While we're in here, let's also look at the relationship between location and the value per visit.

So I'm going to scroll up here and click on Ecommerce. And here we go, and scroll across and find the per session value. So this is telling me that people from the United Kingdom spend on average of 19 cents on my website, whereas the United States, people from there only spend 7 cent. My content is largely geared towards the UK so it kind of makes sense.

Australia, 8 cents, India, less than 1 cent. This sort of ties into what I was saying earlier about there not being a high commercial value to that audience. Malaysia 1 cent. Hong Kong 16 cents - this is surprising. Yeah, this might indicate that that's a very very good market to pay attention to.


These days, many of your users will visit your computer on mobiles and tablets, as well as on desktop.

And having some insight into what percentage of users are on each of these categories of devices is useful, because you can decide how much to invest in making your website responsive and, more importantly, from a marketing perspective, you also know how much relatively to bid for each device.

So I'm going to look at this report here. It's, I scroll up, it's the devices’ report, so I go to Audience > Mobile > Overview, sorry the mobile report.

And I’ll scroll down here, we see that the Desktop category accounts for 72% of my traffic. Bear in mind, I've got a slightly old time period in use. I think it's increased since. Mobile 23%, and tablet 4%.

Now that information on its own isn't that useful. What's critically important - and I keep emphasizing that in these videos - is to connect this to ecommerce data so you can actually get some business sense out of these figures.

And if I go over here, we have the Per Session Value.

A desktop user on average, spends 15 cents, or sorry, (desktop) session, spends 15 cent, whereas a mobile one only spends 3 cents.

Of course, it might be possible that some people encounter my website first on their mobile phone, and then they pull out their laptop to actually make the purchase.

But based on this information alone, it looks like a desktop user is worth three times as much, and therefore I should bid that much more on that kind of traffic, when given that option on an online advertising platform, and they always give you that option.


This next report is browser and operating systems.
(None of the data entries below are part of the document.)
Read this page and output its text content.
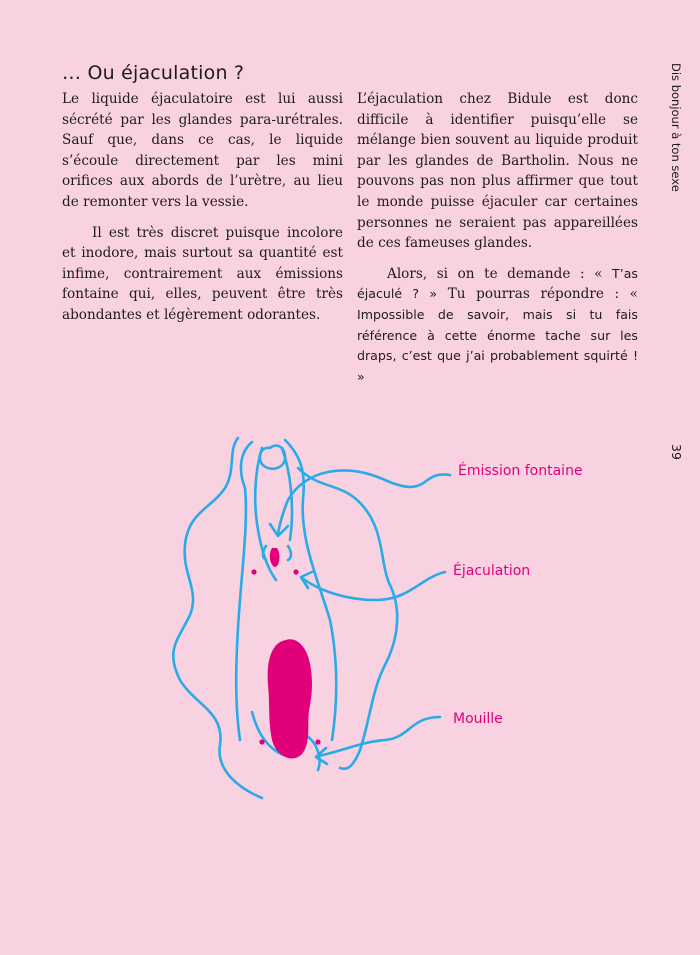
… Ou éjaculation ?

Le liquide éjaculatoire est lui aussi sécrété par les glandes para-urétrales. Sauf que, dans ce cas, le liquide s’écoule directement par les mini orifices aux abords de l’urètre, au lieu de remonter vers la vessie.

Il est très discret puisque incolore et inodore, mais surtout sa quantité est infime, contrairement aux émissions fontaine qui, elles, peuvent être très abondantes et légèrement odorantes.

L’éjaculation chez Bidule est donc difficile à identifier puisqu’elle se mélange bien souvent au liquide produit par les glandes de Bartholin. Nous ne pouvons pas non plus affirmer que tout le monde puisse éjaculer car certaines personnes ne seraient pas appareillées de ces fameuses glandes.

Alors, si on te demande : « T’as éjaculé ? » Tu pourras répondre : « Impossible de savoir, mais si tu fais référence à cette énorme tache sur les draps, c’est que j’ai probablement squirté ! »

Dis bonjour à ton sexe
39
Émission fontaine
Éjaculation
Mouille
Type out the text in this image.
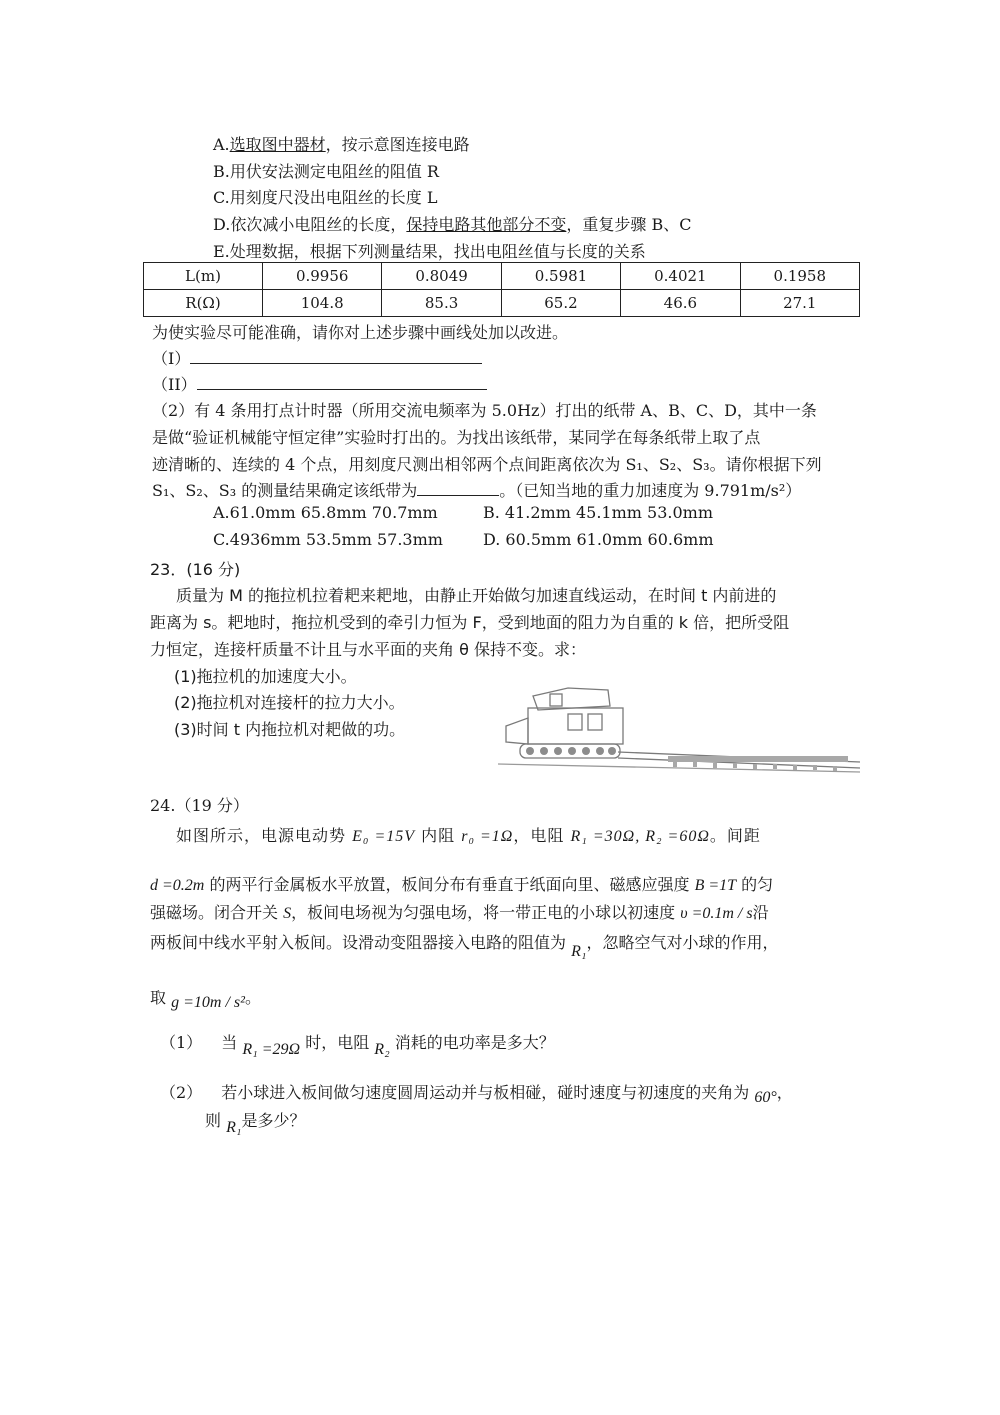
A.选取图中器材，按示意图连接电路
B.用伏安法测定电阻丝的阻值 R
C.用刻度尺没出电阻丝的长度 L
D.依次减小电阻丝的长度，保持电路其他部分不变，重复步骤 B、C
E.处理数据，根据下列测量结果，找出电阻丝值与长度的关系
L(m)	0.9956	0.8049	0.5981	0.4021	0.1958
R(Ω)	104.8	85.3	65.2	46.6	27.1
为使实验尽可能准确，请你对上述步骤中画线处加以改进。
（I）
（II）
（2）有 4 条用打点计时器（所用交流电频率为 5.0Hz）打出的纸带 A、B、C、D，其中一条
是做“验证机械能守恒定律”实验时打出的。为找出该纸带，某同学在每条纸带上取了点
迹清晰的、连续的 4 个点，用刻度尺测出相邻两个点间距离依次为 S₁、S₂、S₃。请你根据下列
S₁、S₂、S₃ 的测量结果确定该纸带为	。（已知当地的重力加速度为 9.791m/s²）
A.61.0mm 65.8mm 70.7mm	B. 41.2mm 45.1mm 53.0mm
C.4936mm 53.5mm 57.3mm	D. 60.5mm 61.0mm 60.6mm
23．(16 分)
质量为 M 的拖拉机拉着耙来耙地，由静止开始做匀加速直线运动，在时间 t 内前进的
距离为 s。耙地时，拖拉机受到的牵引力恒为 F，受到地面的阻力为自重的 k 倍，把所受阻
力恒定，连接杆质量不计且与水平面的夹角 θ 保持不变。求：
(1)拖拉机的加速度大小。
(2)拖拉机对连接杆的拉力大小。
(3)时间 t 内拖拉机对耙做的功。
24.（19 分）
如图所示，电源电动势 E₀ =15V 内阻 r₀ =1Ω，电阻 R₁ =30Ω, R₂ =60Ω。间距
d =0.2m 的两平行金属板水平放置，板间分布有垂直于纸面向里、磁感应强度 B =1T 的匀
强磁场。闭合开关 S，板间电场视为匀强电场，将一带正电的小球以初速度 υ =0.1m / s沿
两板间中线水平射入板间。设滑动变阻器接入电路的阻值为 R₁，忽略空气对小球的作用，
取 g =10m / s²。
（1） 当 R₁ =29Ω 时，电阻 R₂ 消耗的电功率是多大？
（2） 若小球进入板间做匀速度圆周运动并与板相碰，碰时速度与初速度的夹角为 60°，
则 R₁是多少？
You can find it under Audience > Technology > Browser & OS.

The value in this report, in my opinion, comes from detecting when there is a large difference in conversion rate or whatever, whenever the user is on some particular technology, for example using a particular browser.

This can indicate that your front-end is not rendering correctly there. Maybe some JavaScript features aren’t supported, or maybe the CSS has some special quirks in that browser and your design falls apart. And this can manifest itself as lower conversion rates.

And with that in mind though, the data of what web browser people are using is also correlated perhaps with their income and so on. I would assume that people using Safari are probably in a higher income bracket because Macs are expensive.

Anyway, if I scroll down here, I also select Ecommerce - I always like that one better than the defaults. These, by the way, show my custom goals. I’ll go into that later.

And so here we see that Chrome makes up 52% of my sessions, and then Safari -that's quite a lot- then Internet Explorer, which I specifically don't support, even though maybe I should but it's just such a pain in the ass.

If I go across here, then we see that Internet Explorer's per session value is 8 cent. Whereas Safari is 15 cent, and Chrome is 12 cent.

My hypothesis is that perhaps I'm not displaying correctly in Internet Explorer and based on this sort of information, that might be a cue to check out how my website looks in Internet Explorer.

In fact, if we go down here we see Opera Mini, despite having 3% of my traffic, I had zero transactions, as did UC Browser. All of this indicates that much more strongly than with Internet Explorer, that there could be a real rendering problem in this case. Yeah, that could warrant further investigation.